“We are a nation set apart by a grand project many of us believe was divinely inspired, which holds as its premise all of us are created equal under God. By this, we have inspired the world.”

Americans were a rarity in the Channel Islands, and no less in the British Methodist circles where Sandy and I spent most of our time. So, when we heard the American accents in the terminal of Heathrow Airport, it was our first sign of home. They were an African American family, a father dressed in a dark business suit and his two young children shouldering backpacks half their size with the Star Wars theme. His son sported a Jedi and his daughter Princess Leia. I smiled and gave them a nod. The father returned the gesture and said a soft “hello”. The familiarity of their sound felt good and at last I knew I was ready to be home. We were strangers bound by our plane tickets and the country we call home.

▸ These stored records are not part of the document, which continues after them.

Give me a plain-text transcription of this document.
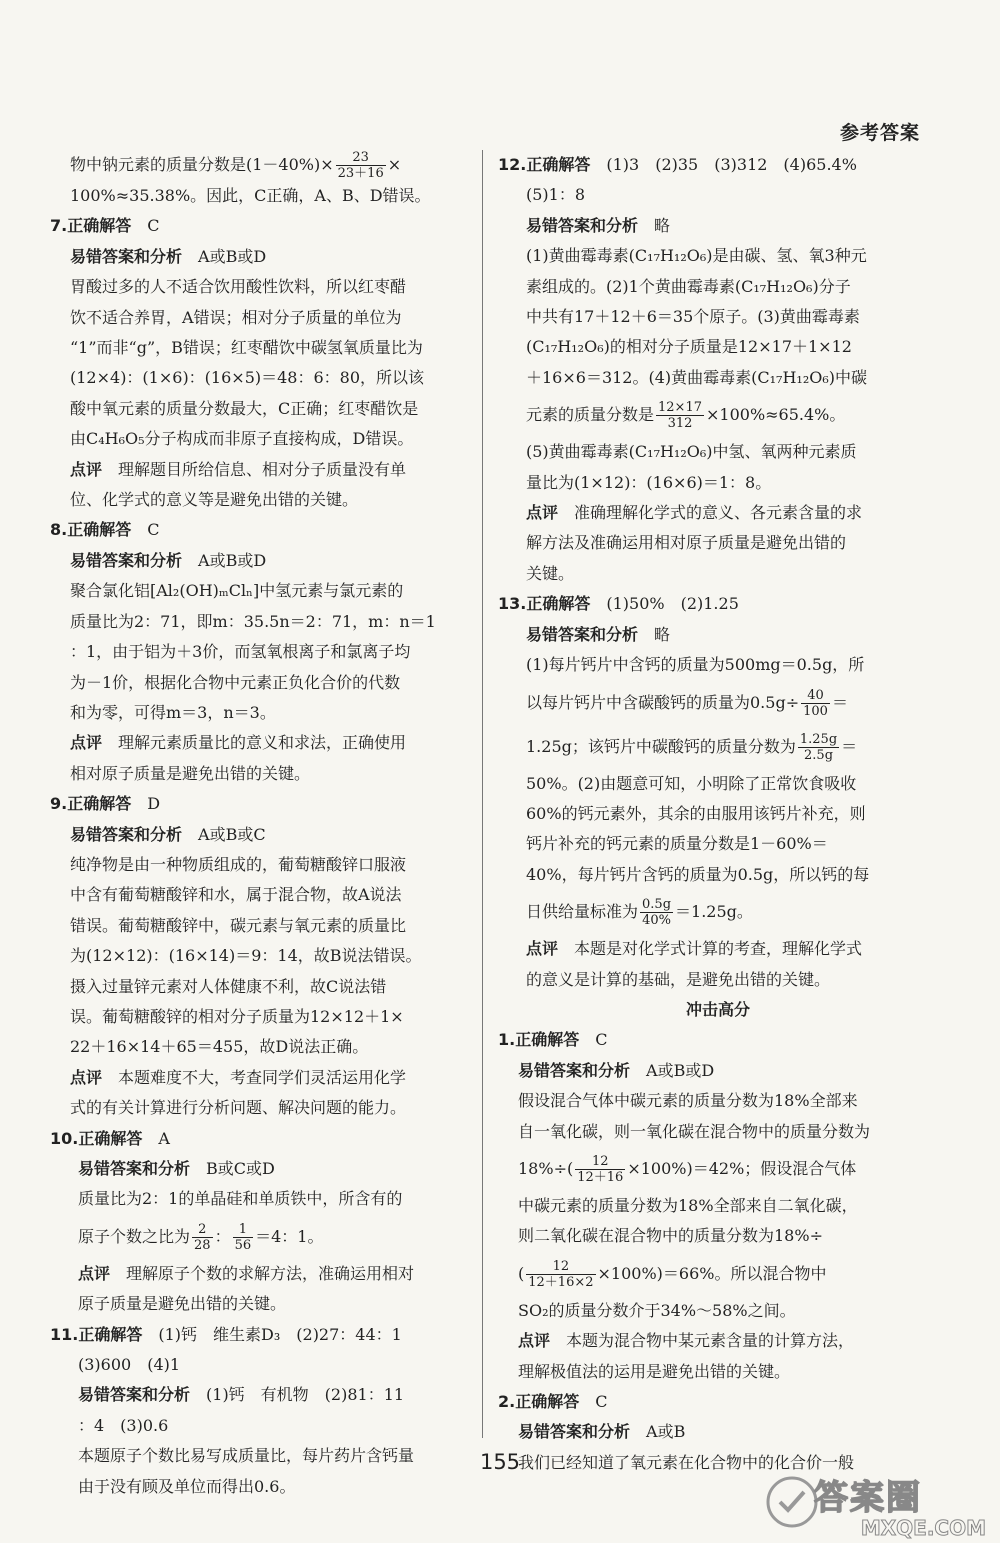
参考答案
物中钠元素的质量分数是$(1-40\%)\times \frac{23}{23+16}$ ×
100%≈35.38%。因此，C正确，A、B、D错误。
7.正确解答 C
易错答案和分析 A或B或D
胃酸过多的人不适合饮用酸性饮料，所以红枣醋
饮不适合养胃，A错误；相对分子质量的单位为
“1”而非“g”，B错误；红枣醋饮中碳氢氧质量比为
(12×4)：(1×6)：(16×5)＝48：6：80，所以该
酸中氧元素的质量分数最大，C正确；红枣醋饮是
由C₄H₆O₅分子构成而非原子直接构成，D错误。
点评 理解题目所给信息、相对分子质量没有单
位、化学式的意义等是避免出错的关键。
8.正确解答 C
易错答案和分析 A或B或D
聚合氯化铝[Al₂(OH)ₘClₙ]中氢元素与氯元素的
质量比为2：71，即m：35.5n＝2：71，m：n＝1
：1，由于铝为＋3价，而氢氧根离子和氯离子均
为－1价，根据化合物中元素正负化合价的代数
和为零，可得m＝3，n＝3。
点评 理解元素质量比的意义和求法，正确使用
相对原子质量是避免出错的关键。
9.正确解答 D
易错答案和分析 A或B或C
纯净物是由一种物质组成的，葡萄糖酸锌口服液
中含有葡萄糖酸锌和水，属于混合物，故A说法
错误。葡萄糖酸锌中，碳元素与氧元素的质量比
为(12×12)：(16×14)＝9：14，故B说法错误。
摄入过量锌元素对人体健康不利，故C说法错
误。葡萄糖酸锌的相对分子质量为12×12＋1×
22＋16×14＋65＝455，故D说法正确。
点评 本题难度不大，考查同学们灵活运用化学
式的有关计算进行分析问题、解决问题的能力。
10.正确解答 A
易错答案和分析 B或C或D
质量比为2：1的单晶硅和单质铁中，所含有的
原子个数之比为 $\frac{2}{28}$ ： $\frac{1}{56} =4$：1。
点评 理解原子个数的求解方法，准确运用相对
原子质量是避免出错的关键。
11.正确解答 (1)钙　维生素D₃　(2)27：44：1
(3)600　(4)1
易错答案和分析 (1)钙　有机物　(2)81：11
：4　(3)0.6
本题原子个数比易写成质量比，每片药片含钙量
由于没有顾及单位而得出0.6。
12.正确解答 (1)3　(2)35　(3)312　(4)65.4%
(5)1：8
易错答案和分析 略
(1)黄曲霉毒素(C₁₇H₁₂O₆)是由碳、氢、氧3种元
素组成的。(2)1个黄曲霉毒素(C₁₇H₁₂O₆)分子
中共有17＋12＋6＝35个原子。(3)黄曲霉毒素
(C₁₇H₁₂O₆)的相对分子质量是12×17＋1×12
＋16×6＝312。(4)黄曲霉毒素(C₁₇H₁₂O₆)中碳
元素的质量分数是 $\frac{12\times 17}{312} \times 100\%\approx 65.4\%$。
(5)黄曲霉毒素(C₁₇H₁₂O₆)中氢、氧两种元素质
量比为(1×12)：(16×6)＝1：8。
点评 准确理解化学式的意义、各元素含量的求
解方法及准确运用相对原子质量是避免出错的
关键。
13.正确解答 (1)50%　(2)1.25
易错答案和分析 略
(1)每片钙片中含钙的质量为500mg＝0.5g，所
以每片钙片中含碳酸钙的质量为$0.5g\div \frac{40}{100}$ ＝
1.25g；该钙片中碳酸钙的质量分数为 $\frac{1.25g}{2.5g}$ ＝
50%。(2)由题意可知，小明除了正常饮食吸收
60%的钙元素外，其余的由服用该钙片补充，则
钙片补充的钙元素的质量分数是1－60%＝
40%，每片钙片含钙的质量为0.5g，所以钙的每
日供给量标准为 $\frac{0.5g}{40\%} =1.25g$。
点评 本题是对化学式计算的考查，理解化学式
的意义是计算的基础，是避免出错的关键。
冲击高分
1.正确解答 C
易错答案和分析 A或B或D
假设混合气体中碳元素的质量分数为18%全部来
自一氧化碳，则一氧化碳在混合物中的质量分数为
$18\%\div( \frac{12}{12+16} \times 100\%)=42\%$；假设混合气体
中碳元素的质量分数为18%全部来自二氧化碳，
则二氧化碳在混合物中的质量分数为18%÷
( $\frac{12}{12+16\times 2} \times 100\%)=66\%$。所以混合物中
SO₂的质量分数介于34%～58%之间。
点评 本题为混合物中某元素含量的计算方法，
理解极值法的运用是避免出错的关键。
2.正确解答 C
易错答案和分析 A或B
我们已经知道了氧元素在化合物中的化合价一般
155
答案圈
MXQE.COM
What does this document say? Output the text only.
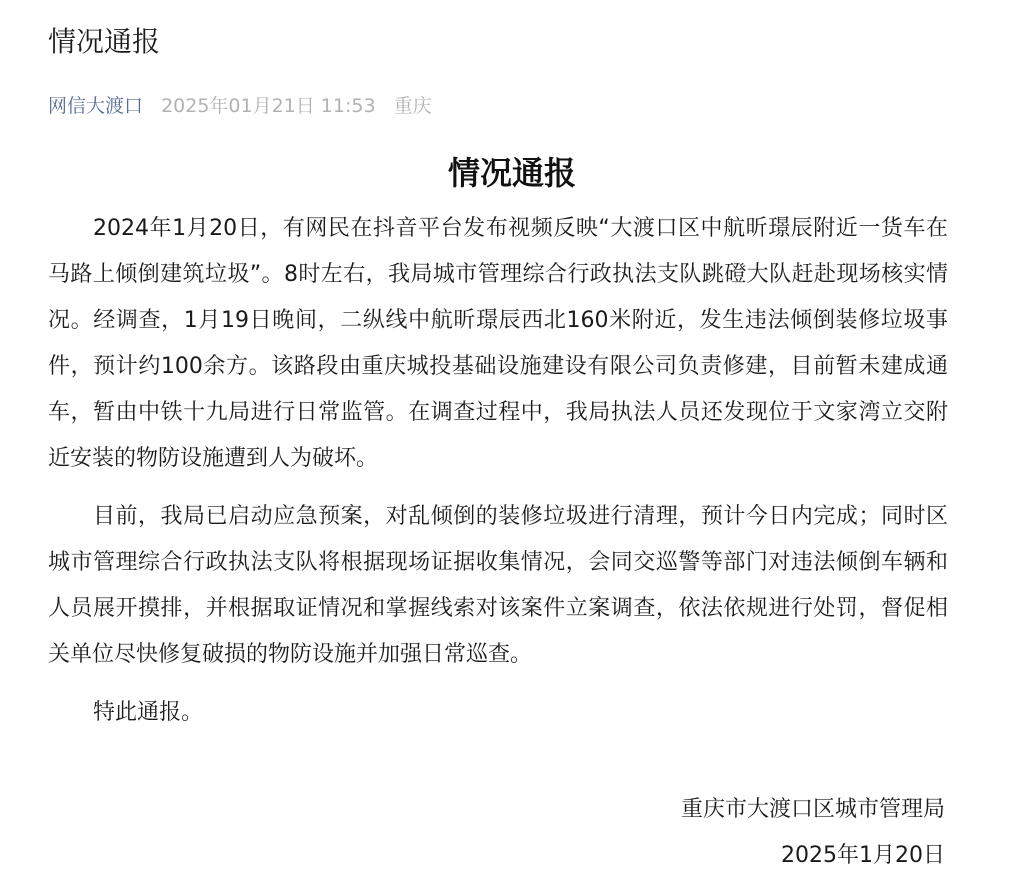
情况通报
网信大渡口 2025年01月21日 11:53 重庆
情况通报

2024年1月20日，有网民在抖音平台发布视频反映“大渡口区中航昕璟辰附近一货车在马路上倾倒建筑垃圾”。8时左右，我局城市管理综合行政执法支队跳磴大队赶赴现场核实情况。经调查，1月19日晚间，二纵线中航昕璟辰西北160米附近，发生违法倾倒装修垃圾事件，预计约100余方。该路段由重庆城投基础设施建设有限公司负责修建，目前暂未建成通车，暂由中铁十九局进行日常监管。在调查过程中，我局执法人员还发现位于文家湾立交附近安装的物防设施遭到人为破坏。

目前，我局已启动应急预案，对乱倾倒的装修垃圾进行清理，预计今日内完成；同时区城市管理综合行政执法支队将根据现场证据收集情况，会同交巡警等部门对违法倾倒车辆和人员展开摸排，并根据取证情况和掌握线索对该案件立案调查，依法依规进行处罚，督促相关单位尽快修复破损的物防设施并加强日常巡查。

特此通报。

重庆市大渡口区城市管理局
2025年1月20日
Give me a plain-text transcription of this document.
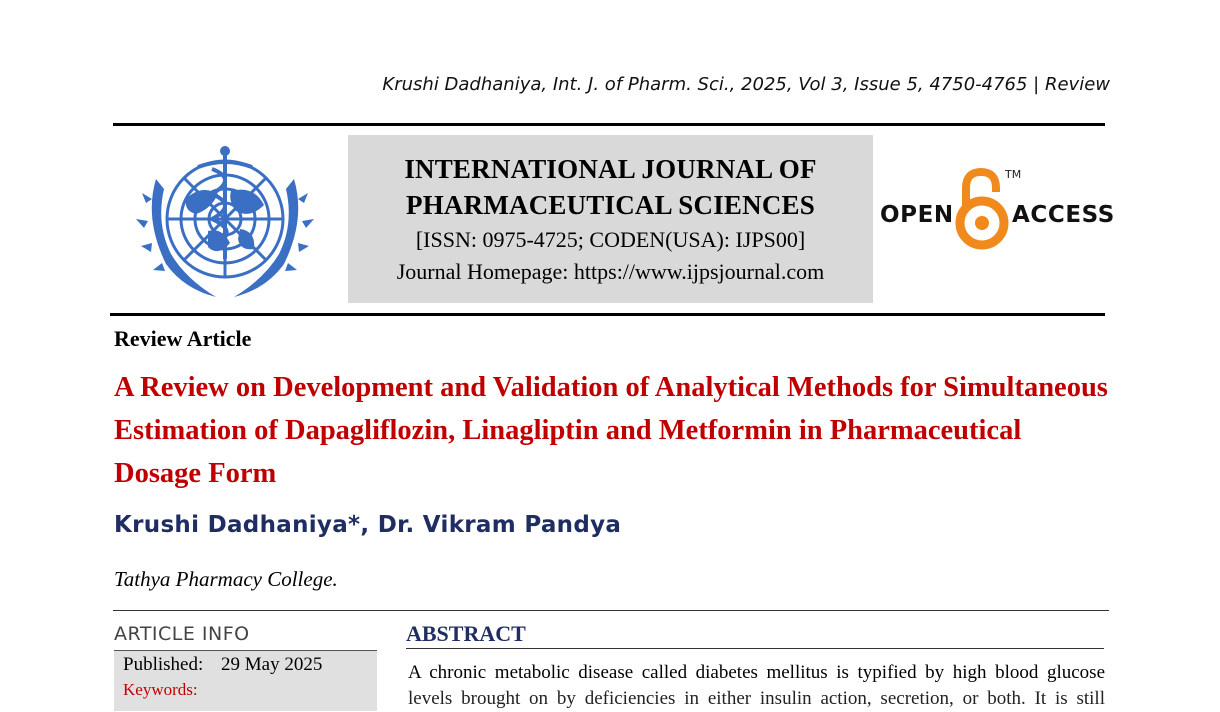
Krushi Dadhaniya, Int. J. of Pharm. Sci., 2025, Vol 3, Issue 5, 4750-4765 | Review
INTERNATIONAL JOURNAL OF
PHARMACEUTICAL SCIENCES
[ISSN: 0975-4725; CODEN(USA): IJPS00]
Journal Homepage: https://www.ijpsjournal.com
OPEN
TM
ACCESS
Review Article
A Review on Development and Validation of Analytical Methods for Simultaneous Estimation of Dapagliflozin, Linagliptin and Metformin in Pharmaceutical Dosage Form
Krushi Dadhaniya*, Dr. Vikram Pandya
Tathya Pharmacy College.
ARTICLE INFO
Published: 29 May 2025
Keywords:
ABSTRACT
A chronic metabolic disease called diabetes mellitus is typified by high blood glucose
levels brought on by deficiencies in either insulin action, secretion, or both. It is still
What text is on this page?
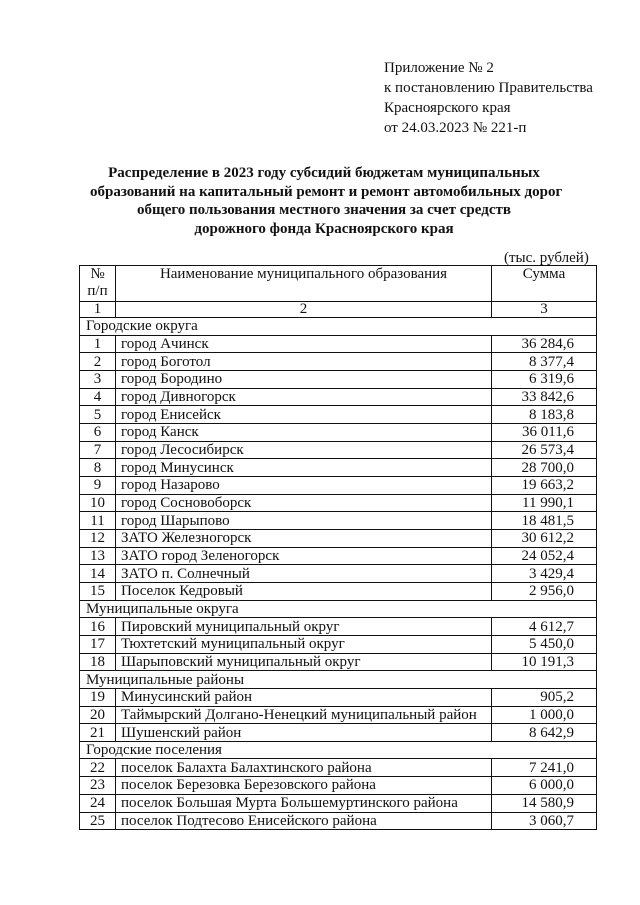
Приложение № 2
к постановлению Правительства
Красноярского края
от 24.03.2023 № 221-п
Распределение в 2023 году субсидий бюджетам муниципальных
образований на капитальный ремонт и ремонт автомобильных дорог
общего пользования местного значения за счет средств
дорожного фонда Красноярского края
(тыс. рублей)
№
п/п	Наименование муниципального образования	Сумма
1	2	3
Городские округа		
1	город Ачинск	36 284,6
2	город Боготол	8 377,4
3	город Бородино	6 319,6
4	город Дивногорск	33 842,6
5	город Енисейск	8 183,8
6	город Канск	36 011,6
7	город Лесосибирск	26 573,4
8	город Минусинск	28 700,0
9	город Назарово	19 663,2
10	город Сосновоборск	11 990,1
11	город Шарыпово	18 481,5
12	ЗАТО Железногорск	30 612,2
13	ЗАТО город Зеленогорск	24 052,4
14	ЗАТО п. Солнечный	3 429,4
15	Поселок Кедровый	2 956,0
Муниципальные округа		
16	Пировский муниципальный округ	4 612,7
17	Тюхтетский муниципальный округ	5 450,0
18	Шарыповский муниципальный округ	10 191,3
Муниципальные районы		
19	Минусинский район	905,2
20	Таймырский Долгано-Ненецкий муниципальный район	1 000,0
21	Шушенский район	8 642,9
Городские поселения		
22	поселок Балахта Балахтинского района	7 241,0
23	поселок Березовка Березовского района	6 000,0
24	поселок Большая Мурта Большемуртинского района	14 580,9
25	поселок Подтесово Енисейского района	3 060,7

While Sandy and I were in Jersey, we discovered that ancestry is important to many of the residents. Several families at St. Helier Methodist Centre were able to trace their descendants back to 1066 when William II invaded Jersey and, the Islanders will tell you tongue-and-cheek, Jersey conquered Great Britain. One elderly gentleman joked that while he has lived the last fifty years in Jersey, he is still considered a Londoner.

It struck me in these conversations how unique the United States is in its founding and diversity. When the American colonies claimed independence in 1776 it is believed that anywhere between two to ten million native people lived in the North America. Today that number is only a tiny fraction of our population, and this of course has its own story. We have become a nation of immigrants, and compared to the linage of our European counterparts, the vast majority of us are recent arrivals to these shores.

Some of us were brought here by force to work as slaves, and when finally emancipated had no other home. The rest of us are here because our forefathers and foremothers were either persecuted or looking for opportunities they could not attain in their ancestral homes. Our people were more than likely poor, with the sum of their belongings contained in a handbag. The story of our nation continues in this way when we see the Latino working the construction site or the woman with the Middle East accent working late hours at the gas station checkout.

The morning before we left Jersey, news broke on the BBC of white supremacists and neo-Nazis marching through Charlottesville, Virginia. Traveling from the Channel Islands onto London, then to New York City and finally home near midnight, the details of that terrible day filled out. The words of Lady Liberty played through my head, “Give me your tired, your poor, your huddled masses yearning to breathe free. The wretched refuse of your teeming shore.”

Intolerance and hatred have no place in our nation. Its assemblies should receive no validation and their lit torches do not belong within our shores. It is not who we are or what we were founded to become. We are a nation set apart by a grand project many of us believe was divinely inspired, which holds as its premise all of us are created equal under God. By this we have inspired the world.

As the long day of travel came to a close and l tried to settle myself to sleep, I closed my eyes and saw before me the African American family in the terminal at the London airport. I could still hear the father’s voice, that first sound of home. We are fellow countrymen, so I pray for him, for myself and for our common home.